Dengan ukuran kendaraan yang ringkas, Bajaj RE mampu menjangkau gang-gang sempit di kawasan kampung wisata yang sulit dilalui kendaraan berukuran besar.
Hal ini memungkinkan wisatawan diantar langsung ke area sentra batik, rumah produksi, hingga titik-titik wisata di dalam kampung tanpa harus turun di jalan utama dan berjalan kaki cukup jauh.
Baca Juga:Bawa Flare dan Petasan, 23 Oknum Suporter Persis Solo Dikukut Polisi
Kemudahan ini menjadi nilai tambah yang sangat penting, terutama bagi wisatawan lanjut usia, keluarga, maupun pengunjung yang ingin menikmati kampung wisata tanpa kelelahan akibat berjalan jauh.
Lebih Lanjut Gunawan Setiawan, Selaku Pengurus Kampung Wisata Batik Kauman Solo Berharap agar program kolaborasi ini bisa membantu meningkatkan daya saing Kampung wisata kauman agar bisa menjadi destinasi wisata unggulan nasional.
Sebagai tindak lanjut program jangka panjang yang lebih Ketua Koperasi Syarikat Dagang Kauman, Muh Yuli, SH akan mencoba untuk bisa menyelaraskan kerjasama ini dengan Program Kerja Koperasi Kauman dan berencana untuk melakukan pengkajian lebih lanjut untuk melakukan penjualan unit Bajaj Maxride dengan Program Kredit Syariah yang dimiliki nya, supaya program ini bisa menjadi program kerjasama jangka panjang yang berkesinambungan.
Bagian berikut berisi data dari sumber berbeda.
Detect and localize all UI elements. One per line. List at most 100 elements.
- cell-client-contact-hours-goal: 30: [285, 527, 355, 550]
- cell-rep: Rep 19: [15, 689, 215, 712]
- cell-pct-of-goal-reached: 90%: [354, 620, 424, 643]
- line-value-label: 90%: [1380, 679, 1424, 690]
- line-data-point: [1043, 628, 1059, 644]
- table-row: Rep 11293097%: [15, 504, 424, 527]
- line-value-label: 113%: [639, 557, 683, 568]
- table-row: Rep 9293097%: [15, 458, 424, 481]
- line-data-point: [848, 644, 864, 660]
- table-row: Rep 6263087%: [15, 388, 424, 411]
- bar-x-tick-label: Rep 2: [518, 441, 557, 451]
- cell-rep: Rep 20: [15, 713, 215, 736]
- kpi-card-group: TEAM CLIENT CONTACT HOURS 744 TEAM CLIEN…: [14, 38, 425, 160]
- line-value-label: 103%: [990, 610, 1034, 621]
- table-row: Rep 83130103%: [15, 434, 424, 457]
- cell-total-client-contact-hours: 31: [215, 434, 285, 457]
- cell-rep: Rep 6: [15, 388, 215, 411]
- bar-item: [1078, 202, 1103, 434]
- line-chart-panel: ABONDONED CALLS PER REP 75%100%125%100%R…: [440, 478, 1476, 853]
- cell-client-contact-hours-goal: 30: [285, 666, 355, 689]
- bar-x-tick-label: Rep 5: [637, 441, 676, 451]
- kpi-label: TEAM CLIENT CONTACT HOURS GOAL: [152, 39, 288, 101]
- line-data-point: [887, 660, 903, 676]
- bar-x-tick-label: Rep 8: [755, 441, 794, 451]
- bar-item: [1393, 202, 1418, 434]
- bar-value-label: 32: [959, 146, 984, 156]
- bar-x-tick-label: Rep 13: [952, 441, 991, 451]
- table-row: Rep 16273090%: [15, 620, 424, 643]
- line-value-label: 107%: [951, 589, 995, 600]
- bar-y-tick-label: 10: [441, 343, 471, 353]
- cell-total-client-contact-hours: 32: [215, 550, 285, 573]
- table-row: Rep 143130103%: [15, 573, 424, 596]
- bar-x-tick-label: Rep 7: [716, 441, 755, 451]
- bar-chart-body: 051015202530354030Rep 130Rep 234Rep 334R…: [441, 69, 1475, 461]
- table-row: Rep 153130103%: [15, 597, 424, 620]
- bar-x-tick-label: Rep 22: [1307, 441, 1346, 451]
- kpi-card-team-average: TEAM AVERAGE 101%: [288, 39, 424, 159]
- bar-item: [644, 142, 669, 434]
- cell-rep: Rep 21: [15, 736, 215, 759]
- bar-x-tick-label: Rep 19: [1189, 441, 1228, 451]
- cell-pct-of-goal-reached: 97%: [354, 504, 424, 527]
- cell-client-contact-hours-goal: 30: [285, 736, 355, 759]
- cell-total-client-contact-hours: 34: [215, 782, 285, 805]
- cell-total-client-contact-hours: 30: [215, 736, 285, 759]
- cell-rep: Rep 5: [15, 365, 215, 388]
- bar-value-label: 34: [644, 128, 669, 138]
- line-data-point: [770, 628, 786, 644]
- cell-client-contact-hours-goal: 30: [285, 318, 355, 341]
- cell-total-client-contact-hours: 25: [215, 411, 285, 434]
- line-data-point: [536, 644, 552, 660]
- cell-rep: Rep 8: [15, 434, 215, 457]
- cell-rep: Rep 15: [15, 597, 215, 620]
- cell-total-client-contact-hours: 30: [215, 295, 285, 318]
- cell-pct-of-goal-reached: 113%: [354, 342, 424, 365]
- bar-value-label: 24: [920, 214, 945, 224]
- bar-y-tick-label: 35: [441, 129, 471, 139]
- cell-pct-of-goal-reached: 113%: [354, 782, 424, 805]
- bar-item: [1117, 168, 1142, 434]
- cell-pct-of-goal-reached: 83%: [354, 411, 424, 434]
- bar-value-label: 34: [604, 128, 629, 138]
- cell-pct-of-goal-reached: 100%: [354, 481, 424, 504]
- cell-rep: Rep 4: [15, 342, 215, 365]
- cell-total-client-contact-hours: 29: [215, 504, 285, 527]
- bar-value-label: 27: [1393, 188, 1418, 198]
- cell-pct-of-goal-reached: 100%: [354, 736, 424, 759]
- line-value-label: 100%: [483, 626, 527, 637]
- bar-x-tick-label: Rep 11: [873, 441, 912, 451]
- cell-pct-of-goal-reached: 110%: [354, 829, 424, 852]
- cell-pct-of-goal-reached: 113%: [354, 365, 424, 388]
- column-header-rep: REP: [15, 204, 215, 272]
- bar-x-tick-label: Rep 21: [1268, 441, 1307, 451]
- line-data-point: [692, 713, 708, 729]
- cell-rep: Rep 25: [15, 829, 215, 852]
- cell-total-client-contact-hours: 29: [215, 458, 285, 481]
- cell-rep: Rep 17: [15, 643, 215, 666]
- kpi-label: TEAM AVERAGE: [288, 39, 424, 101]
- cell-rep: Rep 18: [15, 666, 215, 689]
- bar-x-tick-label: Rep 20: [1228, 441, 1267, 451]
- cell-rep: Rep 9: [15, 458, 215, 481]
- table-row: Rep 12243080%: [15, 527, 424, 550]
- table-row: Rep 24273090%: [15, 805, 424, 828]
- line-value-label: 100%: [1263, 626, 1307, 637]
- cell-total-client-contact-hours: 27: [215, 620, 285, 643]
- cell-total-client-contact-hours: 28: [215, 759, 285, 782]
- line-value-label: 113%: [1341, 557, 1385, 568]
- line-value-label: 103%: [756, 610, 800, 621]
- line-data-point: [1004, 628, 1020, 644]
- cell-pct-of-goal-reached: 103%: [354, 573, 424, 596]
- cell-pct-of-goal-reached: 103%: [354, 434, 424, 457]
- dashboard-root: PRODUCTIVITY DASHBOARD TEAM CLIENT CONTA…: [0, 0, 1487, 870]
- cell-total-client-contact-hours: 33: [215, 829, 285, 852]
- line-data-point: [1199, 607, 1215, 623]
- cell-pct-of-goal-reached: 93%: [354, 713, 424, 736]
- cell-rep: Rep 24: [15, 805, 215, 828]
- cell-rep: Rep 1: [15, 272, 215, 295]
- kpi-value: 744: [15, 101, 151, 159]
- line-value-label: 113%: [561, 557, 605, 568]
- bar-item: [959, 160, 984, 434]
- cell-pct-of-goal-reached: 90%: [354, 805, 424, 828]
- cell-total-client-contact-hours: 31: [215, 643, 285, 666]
Kemudahan akses tersebut semakin diperkuat dengan sistem pemesanan yang praktis melalui aplikasi Maxride.
Wisatawan kini dapat memesan layanan Bajaj RE secara langsung melalui aplikasi, memilih titik penjemputan dan tujuan desa wisata dengan lebih jelas dan terarah. Kehadiran aplikasi Maxride membuat proses perjalanan menjadi lebih terencana, transparan, dan mudah, baik bagi wisatawan lokal maupun wisatawan luar kota yang baru pertama kali berkunjung ke Solo.
Dengan sistem ini, wisatawan tidak perlu mencari kendaraan secara manual, karena seluruh proses pemesanan dapat dilakukan hanya melalui genggaman tangan.